Rethinking the Classics

Recently, Dr. Seuss Enterprises announced that they will be taking six of his books out of print, citing depictions of people that are “hurtful and wrong.” Not long after, Scholastic announced it would discontinue production of one of Dav Pilkey's books because it "perpetuates passive racism." Many of us who grew up with some of these books feel an emotional attachment to them, and we want to acknowledge that these and other classics hold an important place in the hearts of many of you. At the same time, it is important to take a step back and think critically about the harmful stereotypes they perpetuate.

Research has shown that children begin to notice race at an early age, so it is never too early to start having conversations with them. Without help from caregivers, children can form their own, possibly incorrect ideas based on portrayals of racial groups in books and other media. By starting conversations early, you'll open the door for any questions they'll have in the future and make it easier for your children to comfortably talk about race down the road. There are many resources available to help you have these important conversations with your children. 
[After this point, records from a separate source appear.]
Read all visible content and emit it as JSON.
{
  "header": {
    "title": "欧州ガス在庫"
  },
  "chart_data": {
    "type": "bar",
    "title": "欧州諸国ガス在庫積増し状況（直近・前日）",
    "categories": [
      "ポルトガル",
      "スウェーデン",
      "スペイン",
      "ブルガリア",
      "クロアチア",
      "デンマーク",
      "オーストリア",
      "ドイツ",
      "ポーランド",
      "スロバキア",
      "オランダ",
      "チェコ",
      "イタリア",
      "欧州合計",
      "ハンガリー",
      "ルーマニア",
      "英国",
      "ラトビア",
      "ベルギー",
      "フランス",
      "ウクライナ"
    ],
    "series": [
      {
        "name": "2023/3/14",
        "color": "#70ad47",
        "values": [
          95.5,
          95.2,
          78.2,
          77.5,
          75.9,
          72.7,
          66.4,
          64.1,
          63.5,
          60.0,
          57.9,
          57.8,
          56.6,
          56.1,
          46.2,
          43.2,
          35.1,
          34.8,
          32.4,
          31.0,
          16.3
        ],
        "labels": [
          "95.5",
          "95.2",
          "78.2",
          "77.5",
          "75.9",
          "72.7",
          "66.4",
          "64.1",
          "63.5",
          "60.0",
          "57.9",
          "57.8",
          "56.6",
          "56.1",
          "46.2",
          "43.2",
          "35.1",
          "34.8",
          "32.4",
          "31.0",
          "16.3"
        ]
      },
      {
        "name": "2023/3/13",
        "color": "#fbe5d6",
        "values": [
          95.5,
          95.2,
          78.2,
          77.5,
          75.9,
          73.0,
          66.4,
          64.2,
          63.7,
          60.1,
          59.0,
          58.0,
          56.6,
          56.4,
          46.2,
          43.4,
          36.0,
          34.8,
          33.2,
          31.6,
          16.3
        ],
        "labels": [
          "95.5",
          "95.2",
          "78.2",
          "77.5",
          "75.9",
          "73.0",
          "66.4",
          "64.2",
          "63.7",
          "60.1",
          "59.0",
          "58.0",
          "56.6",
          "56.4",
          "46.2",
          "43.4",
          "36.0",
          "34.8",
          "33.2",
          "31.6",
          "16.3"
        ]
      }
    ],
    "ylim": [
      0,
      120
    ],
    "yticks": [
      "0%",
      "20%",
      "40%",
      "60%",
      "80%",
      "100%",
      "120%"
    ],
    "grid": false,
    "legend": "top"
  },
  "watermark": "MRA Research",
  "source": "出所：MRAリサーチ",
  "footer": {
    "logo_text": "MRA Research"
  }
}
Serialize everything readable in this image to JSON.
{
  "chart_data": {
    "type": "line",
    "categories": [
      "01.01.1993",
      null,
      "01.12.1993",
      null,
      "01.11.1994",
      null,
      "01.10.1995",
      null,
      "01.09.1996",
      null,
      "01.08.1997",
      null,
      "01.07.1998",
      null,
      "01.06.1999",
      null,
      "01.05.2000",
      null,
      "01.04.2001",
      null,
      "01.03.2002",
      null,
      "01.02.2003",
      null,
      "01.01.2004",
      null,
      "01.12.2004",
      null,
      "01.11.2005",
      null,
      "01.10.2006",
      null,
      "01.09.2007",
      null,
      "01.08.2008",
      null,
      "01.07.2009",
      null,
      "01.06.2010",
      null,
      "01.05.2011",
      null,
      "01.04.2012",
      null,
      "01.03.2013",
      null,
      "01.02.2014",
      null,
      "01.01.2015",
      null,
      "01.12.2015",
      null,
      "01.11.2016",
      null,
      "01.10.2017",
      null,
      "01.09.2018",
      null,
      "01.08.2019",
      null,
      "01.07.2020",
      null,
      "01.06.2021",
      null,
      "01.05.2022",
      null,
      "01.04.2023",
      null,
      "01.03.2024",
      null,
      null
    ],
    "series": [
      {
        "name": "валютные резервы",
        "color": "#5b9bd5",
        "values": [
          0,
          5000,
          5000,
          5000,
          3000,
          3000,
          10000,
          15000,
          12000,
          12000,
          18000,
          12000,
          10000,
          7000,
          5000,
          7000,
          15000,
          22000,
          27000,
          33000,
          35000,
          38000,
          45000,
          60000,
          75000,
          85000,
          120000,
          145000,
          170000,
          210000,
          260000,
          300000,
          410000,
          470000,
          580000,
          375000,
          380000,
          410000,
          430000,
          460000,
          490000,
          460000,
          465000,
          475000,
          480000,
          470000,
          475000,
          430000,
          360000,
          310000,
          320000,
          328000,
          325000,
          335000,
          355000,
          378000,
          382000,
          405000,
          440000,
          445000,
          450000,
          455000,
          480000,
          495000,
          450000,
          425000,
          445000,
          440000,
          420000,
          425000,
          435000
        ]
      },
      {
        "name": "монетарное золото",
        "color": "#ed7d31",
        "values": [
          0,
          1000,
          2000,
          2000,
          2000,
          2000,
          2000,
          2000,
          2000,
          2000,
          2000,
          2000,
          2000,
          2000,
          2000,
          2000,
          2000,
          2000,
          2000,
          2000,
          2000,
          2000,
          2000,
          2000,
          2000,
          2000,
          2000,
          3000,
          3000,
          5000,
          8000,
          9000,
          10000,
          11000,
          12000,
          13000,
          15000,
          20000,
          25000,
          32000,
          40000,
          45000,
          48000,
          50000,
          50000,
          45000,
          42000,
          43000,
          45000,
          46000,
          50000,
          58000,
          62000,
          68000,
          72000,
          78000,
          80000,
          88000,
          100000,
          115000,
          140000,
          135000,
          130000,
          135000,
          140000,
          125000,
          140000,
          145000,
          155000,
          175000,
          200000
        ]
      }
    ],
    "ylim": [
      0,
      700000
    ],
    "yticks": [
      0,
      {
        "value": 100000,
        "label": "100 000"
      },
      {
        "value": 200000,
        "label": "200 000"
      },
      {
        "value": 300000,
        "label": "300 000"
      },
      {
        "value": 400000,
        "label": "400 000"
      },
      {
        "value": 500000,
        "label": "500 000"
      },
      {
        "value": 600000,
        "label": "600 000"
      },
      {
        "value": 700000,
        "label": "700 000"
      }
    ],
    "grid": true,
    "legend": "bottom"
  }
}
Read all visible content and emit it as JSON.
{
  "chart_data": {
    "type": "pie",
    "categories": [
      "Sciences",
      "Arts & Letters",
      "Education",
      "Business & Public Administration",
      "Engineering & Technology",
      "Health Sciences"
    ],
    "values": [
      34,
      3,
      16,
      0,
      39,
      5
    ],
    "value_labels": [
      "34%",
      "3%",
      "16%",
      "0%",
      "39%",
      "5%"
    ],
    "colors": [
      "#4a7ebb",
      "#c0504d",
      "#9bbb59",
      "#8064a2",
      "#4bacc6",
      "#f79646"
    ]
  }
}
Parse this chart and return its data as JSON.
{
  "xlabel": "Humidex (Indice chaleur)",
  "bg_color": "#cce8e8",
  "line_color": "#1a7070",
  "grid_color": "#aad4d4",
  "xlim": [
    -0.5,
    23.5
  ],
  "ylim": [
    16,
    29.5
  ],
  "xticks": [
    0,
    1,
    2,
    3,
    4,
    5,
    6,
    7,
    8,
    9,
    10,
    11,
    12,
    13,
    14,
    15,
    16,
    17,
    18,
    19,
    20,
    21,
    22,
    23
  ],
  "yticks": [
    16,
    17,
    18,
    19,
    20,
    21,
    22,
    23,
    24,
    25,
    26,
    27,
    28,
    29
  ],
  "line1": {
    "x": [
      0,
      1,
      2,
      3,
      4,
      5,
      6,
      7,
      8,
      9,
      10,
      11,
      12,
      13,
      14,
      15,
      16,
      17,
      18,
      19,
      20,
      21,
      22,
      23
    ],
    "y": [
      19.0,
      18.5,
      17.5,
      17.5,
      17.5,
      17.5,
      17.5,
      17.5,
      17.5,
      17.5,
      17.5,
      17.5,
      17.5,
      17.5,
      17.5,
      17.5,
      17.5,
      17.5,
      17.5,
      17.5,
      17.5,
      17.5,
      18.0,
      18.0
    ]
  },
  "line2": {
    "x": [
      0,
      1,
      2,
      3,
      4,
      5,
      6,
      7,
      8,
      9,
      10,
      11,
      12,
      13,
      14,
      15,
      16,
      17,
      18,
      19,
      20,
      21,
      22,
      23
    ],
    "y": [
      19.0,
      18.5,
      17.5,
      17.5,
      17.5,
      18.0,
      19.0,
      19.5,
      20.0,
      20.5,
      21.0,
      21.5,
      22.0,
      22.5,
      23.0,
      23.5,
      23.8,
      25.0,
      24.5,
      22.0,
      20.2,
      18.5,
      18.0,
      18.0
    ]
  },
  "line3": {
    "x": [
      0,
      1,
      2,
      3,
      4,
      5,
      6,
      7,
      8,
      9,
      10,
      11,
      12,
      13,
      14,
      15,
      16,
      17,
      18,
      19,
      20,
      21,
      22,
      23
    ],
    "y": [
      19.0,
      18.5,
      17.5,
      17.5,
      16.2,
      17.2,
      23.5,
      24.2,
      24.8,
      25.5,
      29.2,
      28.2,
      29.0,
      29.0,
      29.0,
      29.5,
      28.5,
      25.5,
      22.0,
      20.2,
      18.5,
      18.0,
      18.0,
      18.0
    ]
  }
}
We want to invite you to use this national conversation as an opportunity to revisit your favorite childhood books either by yourself or with your children through a critical lens. Your beloved classics may provide a launching pad for conversations about racism, and why some of the content in these books is not aligned with the equitable society that we strive to create. 

We've put together a list of books that we hope will become new children's classics, which celebrate the beautiful diversity of our world, written by members of the communities they depict. 

Last Stop on Market Street

A story of a boy and his grandmother taking the bus across town, and all the wonderful people they meet along the way. This book celebrates diversity, community, and giving a helping hand. 

Saturday

When you're looking forward to a great day, but then everything goes wrong, what do you do? Appreciate the time you spent with the people you love!

Maybe Something Beautiful

Based on the true story of one child who brought out the beauty in her community. It can inspire people of all ages to make positive change in the world!

Bee-bim Bop!

This rhythmic picture book is relatable to any child who wants to help their parents cook a meal, and even features a recipe for bee-bim bop (a Korean rice dish) at the end of the book!

Fry Bread

This beautifully illustrated book shows the diversity of First Nations People, using vivid language and images around food to show both differences and similarities.